Though he didn't medal, Kenworthy has been among Pyeongchang's biggest names, in part because of his social media work voicing LGBT pride.
Before he came out as gay in 2015, Kenworthy was best known for saving the strays in Sochi. One of those dogs still lives with his mother, and two more are with his ex-boyfriend.
Kenworthy, born in Britain and raised in Colorado, wants to be careful about dictating principles to another culture. But he feels strongly that if Koreans are going to eat dog, the animals should at least be treated humanely.
"I don't think it's fair to come and say, 'The way that we do something is the right way,'" he said. "But also, I don't think that cruelty is culture."
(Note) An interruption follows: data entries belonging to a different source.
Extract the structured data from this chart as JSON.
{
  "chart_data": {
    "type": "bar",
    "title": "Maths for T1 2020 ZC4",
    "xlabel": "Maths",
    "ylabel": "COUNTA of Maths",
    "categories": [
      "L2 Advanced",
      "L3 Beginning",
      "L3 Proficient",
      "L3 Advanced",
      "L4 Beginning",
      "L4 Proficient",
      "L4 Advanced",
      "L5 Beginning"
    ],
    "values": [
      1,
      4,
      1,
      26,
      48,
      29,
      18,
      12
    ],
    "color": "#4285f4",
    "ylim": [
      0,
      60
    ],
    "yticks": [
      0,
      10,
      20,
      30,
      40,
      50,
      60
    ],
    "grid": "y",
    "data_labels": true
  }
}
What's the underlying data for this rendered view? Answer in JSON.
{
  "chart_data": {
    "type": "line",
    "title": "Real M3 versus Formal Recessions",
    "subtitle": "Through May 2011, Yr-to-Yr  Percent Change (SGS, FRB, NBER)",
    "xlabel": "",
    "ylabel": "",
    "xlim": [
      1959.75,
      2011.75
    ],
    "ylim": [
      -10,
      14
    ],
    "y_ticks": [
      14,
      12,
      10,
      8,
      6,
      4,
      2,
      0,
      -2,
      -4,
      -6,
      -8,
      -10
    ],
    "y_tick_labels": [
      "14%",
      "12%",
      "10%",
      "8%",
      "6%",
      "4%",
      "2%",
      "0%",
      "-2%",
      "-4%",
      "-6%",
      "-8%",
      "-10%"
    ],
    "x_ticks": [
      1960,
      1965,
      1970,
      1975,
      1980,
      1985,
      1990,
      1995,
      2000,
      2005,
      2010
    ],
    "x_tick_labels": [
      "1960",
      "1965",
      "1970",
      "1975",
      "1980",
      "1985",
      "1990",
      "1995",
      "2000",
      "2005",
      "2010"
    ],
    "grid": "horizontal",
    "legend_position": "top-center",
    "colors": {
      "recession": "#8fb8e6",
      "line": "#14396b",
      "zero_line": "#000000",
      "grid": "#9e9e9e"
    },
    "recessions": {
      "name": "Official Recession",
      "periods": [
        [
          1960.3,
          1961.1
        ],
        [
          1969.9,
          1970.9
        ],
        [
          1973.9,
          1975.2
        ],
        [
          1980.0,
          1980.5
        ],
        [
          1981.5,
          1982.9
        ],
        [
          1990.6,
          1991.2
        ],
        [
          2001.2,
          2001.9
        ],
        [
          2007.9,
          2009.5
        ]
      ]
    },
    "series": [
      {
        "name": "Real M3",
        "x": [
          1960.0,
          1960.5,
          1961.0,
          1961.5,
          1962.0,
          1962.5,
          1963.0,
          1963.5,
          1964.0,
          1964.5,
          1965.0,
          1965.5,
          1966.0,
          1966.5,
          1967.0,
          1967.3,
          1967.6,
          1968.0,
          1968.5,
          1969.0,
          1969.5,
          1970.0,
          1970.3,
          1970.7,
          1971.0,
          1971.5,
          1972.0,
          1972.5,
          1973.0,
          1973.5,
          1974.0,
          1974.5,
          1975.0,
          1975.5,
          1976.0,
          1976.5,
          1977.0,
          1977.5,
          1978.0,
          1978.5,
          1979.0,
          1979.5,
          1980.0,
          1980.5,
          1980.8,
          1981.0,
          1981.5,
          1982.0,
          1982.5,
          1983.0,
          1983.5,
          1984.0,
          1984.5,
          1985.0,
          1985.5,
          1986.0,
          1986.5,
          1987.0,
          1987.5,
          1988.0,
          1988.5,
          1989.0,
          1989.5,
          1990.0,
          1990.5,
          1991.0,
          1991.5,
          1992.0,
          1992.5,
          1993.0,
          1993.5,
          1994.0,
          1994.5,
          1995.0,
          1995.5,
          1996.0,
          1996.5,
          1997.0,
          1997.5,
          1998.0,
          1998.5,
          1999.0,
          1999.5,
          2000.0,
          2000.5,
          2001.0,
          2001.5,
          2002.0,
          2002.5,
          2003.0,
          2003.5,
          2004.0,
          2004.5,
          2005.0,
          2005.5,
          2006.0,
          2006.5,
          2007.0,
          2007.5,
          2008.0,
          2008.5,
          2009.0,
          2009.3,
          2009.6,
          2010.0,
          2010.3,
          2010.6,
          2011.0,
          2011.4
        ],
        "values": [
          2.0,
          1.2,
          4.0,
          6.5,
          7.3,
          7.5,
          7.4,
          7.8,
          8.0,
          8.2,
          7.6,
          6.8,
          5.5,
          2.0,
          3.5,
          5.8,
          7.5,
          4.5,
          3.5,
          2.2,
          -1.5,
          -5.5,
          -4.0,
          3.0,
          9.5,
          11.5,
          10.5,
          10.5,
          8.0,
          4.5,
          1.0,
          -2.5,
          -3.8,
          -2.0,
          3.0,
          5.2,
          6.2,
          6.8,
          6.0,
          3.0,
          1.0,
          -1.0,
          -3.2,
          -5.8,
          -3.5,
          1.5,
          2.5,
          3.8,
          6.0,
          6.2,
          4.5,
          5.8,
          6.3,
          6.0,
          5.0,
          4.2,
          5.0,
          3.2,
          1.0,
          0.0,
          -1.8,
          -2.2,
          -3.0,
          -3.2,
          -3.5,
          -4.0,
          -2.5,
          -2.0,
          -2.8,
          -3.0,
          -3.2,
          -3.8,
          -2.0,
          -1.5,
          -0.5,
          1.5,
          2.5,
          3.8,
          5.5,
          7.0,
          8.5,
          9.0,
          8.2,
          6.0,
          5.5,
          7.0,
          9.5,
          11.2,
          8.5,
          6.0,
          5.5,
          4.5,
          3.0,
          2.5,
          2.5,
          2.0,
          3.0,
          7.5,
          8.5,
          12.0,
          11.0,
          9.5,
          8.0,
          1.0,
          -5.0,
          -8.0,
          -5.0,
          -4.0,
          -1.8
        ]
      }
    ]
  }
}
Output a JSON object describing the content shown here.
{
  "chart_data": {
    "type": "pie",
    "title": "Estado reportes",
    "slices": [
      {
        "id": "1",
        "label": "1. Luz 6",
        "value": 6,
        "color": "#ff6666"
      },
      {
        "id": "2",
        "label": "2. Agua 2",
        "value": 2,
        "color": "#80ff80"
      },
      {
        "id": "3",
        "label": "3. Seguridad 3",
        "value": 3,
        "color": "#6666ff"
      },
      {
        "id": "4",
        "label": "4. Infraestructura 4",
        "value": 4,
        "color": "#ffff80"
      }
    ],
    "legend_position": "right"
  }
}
Kenworthy wants to adopt one of the Siheung puppies, but his family is objecting because he and Wilkas -- an actor best known for starring in the film "Gayby" -- both spend so much time on the road. They have time to decide, with the pups still locked in quarantine.
"If it doesn't end up with me," he said, "I'd like to just make sure I know that it has a home where it's loved and warm and fed and taken care of."